First woman president in Honduras inspires hope for change



MERIDEN — The Central American nation of Honduras recently swore-in its first woman president after an historic election.

Xiomara Castro, sworn in on Jan. 27, campaigned on an anti-corruption agenda, also vowing to liberalize abortion laws and reduce poverty.

In November, The Freedom and Refoundation party (Libre) defeated Nasry Asfura, the capital’s mayor, and National Party candidate Juan Orlando Hernández, the outgoing president.

The self proclaimed democratic socialist won 51% of the votes and received the largest number of ballots in the country’s history, with 1.7 million votes, according to CNN. Castro, 62, is married to Manuel Zelaya, former elected Honduran president, who was ousted in 2009 by a military coup. 

Honduran stage

Castro’s promises for change have appealed to President Joe Biden. Vice president Kamala Harris attended the inauguration and congratulated Castro, according to CNN. 

The new president vowed to stifle systematic issues regarding poverty, corruption, violence, inequality and economic insecurity. She said she would legalize abortions in certain cases and cut the cost of living.

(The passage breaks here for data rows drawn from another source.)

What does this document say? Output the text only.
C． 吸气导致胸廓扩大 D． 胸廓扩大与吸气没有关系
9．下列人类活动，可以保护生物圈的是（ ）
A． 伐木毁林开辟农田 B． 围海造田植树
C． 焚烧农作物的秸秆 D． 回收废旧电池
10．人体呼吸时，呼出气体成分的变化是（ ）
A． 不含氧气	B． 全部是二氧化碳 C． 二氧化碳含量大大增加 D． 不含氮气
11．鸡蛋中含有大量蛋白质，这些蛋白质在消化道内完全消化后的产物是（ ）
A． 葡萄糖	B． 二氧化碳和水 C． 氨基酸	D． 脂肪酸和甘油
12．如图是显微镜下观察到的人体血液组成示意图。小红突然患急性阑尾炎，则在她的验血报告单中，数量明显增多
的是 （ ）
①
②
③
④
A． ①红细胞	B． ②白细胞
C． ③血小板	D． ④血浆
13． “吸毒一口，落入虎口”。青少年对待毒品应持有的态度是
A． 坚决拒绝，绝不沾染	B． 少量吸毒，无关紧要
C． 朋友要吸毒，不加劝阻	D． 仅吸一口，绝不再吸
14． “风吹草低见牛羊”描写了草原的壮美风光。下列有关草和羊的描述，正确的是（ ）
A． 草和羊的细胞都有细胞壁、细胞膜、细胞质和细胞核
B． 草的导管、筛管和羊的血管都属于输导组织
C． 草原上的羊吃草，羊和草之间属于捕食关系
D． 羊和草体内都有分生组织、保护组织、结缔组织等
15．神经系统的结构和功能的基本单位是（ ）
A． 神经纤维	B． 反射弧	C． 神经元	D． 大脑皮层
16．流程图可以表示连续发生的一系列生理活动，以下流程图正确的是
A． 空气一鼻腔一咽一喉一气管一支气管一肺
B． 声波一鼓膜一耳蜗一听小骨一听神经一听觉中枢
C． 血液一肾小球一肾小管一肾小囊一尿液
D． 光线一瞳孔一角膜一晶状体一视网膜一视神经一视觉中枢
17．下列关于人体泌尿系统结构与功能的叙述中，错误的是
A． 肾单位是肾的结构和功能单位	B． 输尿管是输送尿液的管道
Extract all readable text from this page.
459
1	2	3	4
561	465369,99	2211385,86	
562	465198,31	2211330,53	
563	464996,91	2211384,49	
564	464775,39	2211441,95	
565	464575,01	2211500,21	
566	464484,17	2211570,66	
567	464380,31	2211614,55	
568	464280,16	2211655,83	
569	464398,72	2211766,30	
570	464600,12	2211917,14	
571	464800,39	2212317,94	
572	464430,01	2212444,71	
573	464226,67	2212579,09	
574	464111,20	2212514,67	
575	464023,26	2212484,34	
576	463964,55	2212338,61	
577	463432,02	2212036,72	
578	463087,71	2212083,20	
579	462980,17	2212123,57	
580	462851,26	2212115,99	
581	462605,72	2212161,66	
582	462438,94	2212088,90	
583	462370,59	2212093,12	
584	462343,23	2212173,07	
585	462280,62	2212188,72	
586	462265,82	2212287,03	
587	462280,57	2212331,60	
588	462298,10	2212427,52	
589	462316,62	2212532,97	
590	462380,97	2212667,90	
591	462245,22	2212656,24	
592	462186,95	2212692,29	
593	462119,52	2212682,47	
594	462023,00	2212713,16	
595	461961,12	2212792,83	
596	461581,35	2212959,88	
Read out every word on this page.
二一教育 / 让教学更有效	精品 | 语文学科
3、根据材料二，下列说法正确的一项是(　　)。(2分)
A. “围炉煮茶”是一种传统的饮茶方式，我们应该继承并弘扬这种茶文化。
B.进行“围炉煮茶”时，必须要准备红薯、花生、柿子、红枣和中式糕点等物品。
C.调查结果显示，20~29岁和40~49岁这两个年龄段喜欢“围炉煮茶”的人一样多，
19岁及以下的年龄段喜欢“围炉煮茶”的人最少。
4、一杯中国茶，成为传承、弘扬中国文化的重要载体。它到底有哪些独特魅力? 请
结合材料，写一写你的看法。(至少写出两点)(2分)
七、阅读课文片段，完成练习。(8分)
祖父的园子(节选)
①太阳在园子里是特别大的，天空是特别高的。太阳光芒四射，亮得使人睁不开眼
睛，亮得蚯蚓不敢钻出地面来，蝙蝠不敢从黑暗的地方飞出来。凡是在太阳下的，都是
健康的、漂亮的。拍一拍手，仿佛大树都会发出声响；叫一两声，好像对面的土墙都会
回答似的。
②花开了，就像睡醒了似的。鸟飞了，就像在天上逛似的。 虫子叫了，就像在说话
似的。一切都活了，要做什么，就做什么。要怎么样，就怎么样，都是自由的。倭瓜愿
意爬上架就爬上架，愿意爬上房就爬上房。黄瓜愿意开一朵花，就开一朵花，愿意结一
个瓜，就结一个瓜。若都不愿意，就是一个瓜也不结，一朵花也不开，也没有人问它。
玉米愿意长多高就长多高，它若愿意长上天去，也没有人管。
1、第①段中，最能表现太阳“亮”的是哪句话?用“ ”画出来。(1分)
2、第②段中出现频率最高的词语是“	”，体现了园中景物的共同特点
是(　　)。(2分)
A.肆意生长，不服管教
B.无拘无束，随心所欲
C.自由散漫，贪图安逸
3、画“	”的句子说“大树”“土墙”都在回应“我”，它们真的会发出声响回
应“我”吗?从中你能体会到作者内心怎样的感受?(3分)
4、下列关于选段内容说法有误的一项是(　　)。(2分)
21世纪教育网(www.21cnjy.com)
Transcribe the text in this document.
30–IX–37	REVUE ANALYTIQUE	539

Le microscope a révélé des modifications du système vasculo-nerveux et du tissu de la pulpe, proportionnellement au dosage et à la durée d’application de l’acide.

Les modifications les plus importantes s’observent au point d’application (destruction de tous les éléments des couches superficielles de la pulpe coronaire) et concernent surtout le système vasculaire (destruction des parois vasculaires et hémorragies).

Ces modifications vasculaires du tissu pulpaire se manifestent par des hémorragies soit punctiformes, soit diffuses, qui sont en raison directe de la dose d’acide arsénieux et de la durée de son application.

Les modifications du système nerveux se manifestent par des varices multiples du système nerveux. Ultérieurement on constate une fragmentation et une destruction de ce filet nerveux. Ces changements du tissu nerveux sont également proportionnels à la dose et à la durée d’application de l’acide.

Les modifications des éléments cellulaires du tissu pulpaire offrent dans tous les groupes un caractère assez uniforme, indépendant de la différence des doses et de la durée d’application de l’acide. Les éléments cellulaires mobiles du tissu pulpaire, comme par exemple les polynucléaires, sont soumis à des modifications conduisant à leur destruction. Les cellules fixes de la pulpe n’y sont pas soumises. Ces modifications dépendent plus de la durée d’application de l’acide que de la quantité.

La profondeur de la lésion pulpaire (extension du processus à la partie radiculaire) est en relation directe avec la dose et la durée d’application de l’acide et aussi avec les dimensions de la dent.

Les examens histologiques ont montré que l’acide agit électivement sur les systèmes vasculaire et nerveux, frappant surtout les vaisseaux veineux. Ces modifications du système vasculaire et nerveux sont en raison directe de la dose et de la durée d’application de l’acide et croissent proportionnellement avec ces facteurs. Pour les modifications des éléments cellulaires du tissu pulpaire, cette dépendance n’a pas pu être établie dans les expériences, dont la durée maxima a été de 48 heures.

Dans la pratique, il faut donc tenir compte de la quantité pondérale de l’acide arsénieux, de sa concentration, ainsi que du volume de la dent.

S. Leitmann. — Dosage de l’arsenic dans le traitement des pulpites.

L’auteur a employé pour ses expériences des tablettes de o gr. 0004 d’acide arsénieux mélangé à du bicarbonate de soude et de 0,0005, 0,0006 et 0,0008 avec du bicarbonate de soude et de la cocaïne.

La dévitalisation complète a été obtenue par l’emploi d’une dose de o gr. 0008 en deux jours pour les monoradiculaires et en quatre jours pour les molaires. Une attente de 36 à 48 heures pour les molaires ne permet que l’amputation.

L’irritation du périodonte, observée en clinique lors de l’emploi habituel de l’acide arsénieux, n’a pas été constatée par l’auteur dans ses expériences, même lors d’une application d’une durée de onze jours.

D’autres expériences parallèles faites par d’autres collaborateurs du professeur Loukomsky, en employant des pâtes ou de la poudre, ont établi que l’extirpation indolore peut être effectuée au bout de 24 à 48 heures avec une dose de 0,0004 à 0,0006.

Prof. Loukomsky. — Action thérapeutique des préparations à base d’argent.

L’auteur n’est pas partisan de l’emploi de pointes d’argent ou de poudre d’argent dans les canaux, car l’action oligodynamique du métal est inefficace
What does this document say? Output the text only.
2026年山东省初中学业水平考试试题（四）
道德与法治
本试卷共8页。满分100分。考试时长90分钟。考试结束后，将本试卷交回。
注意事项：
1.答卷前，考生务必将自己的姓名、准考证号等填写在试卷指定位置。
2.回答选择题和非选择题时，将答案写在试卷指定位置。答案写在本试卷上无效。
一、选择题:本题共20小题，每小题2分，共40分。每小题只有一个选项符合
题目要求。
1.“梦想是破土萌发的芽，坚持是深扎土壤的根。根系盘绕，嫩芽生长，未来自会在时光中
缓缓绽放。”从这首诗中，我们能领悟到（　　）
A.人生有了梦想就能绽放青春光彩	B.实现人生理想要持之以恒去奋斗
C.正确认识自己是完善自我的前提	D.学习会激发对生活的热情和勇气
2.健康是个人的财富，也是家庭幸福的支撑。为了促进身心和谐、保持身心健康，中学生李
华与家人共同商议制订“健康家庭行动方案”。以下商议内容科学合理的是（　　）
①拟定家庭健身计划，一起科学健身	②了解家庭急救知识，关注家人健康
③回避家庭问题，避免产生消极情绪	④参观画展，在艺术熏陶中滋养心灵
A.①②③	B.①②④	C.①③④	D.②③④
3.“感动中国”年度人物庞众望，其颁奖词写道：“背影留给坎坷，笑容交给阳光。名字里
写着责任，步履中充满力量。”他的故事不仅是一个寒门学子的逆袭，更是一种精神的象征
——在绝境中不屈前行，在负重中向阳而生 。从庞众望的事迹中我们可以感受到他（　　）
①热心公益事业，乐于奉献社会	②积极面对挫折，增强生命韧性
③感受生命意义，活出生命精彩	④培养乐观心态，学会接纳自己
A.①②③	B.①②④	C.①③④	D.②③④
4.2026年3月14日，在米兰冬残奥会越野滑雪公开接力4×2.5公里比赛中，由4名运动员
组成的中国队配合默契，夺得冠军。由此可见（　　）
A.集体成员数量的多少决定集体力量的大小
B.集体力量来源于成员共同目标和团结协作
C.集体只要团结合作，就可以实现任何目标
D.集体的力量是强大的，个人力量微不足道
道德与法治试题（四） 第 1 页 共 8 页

“Honduras is one of six countries in Latin America and the Caribbean that bans abortion under all circumstances, and it is the only country in the region to ban emergency contraception, also known as the morning-after pill,” Reuters reported. 

In 2016, the World Bank, – which connects global financial resources, knowledge, and solutions to the needs of developing countries –  noted Honduras had more than 66 percent of its population living in poverty. In 2019 before the impact of COVID-19, almost half of the population lived on less than $5.50 a day, giving the country the second-highest poverty rate in Latin America and the Caribbean after Haiti. 

In 2018, the World Bank identified high levels of violence in Honduras, including 38 homicides per 100,000 inhabitants. 

In addition, according to Female-rights, Honduran women living in rural areas faced disadvantages due to a patriarchal society. Women often do not finish school due to responsibilities at home.

Meriden’s Honduran resident

Meriden resident Jhennifer Aragon, born in Honduras, said she is proud the country has a female president. She would like her children to visit her homeland one day and feel proud.

“More than anything, I would like the corruption to end,” she said. “The prior government was very corrupt there is a lot of poverty and children cannot attend a school...The hope is for things to get better and for doors to open for the younger generation. I hope women get more opportunities now too.

“Corruption affects the entire town. Many people flee the country due to gangs,” Aragon added. “The previous government preferred to invest in arms for the military knowing the health and education are not good.”

Aragon said that housing is also a problem.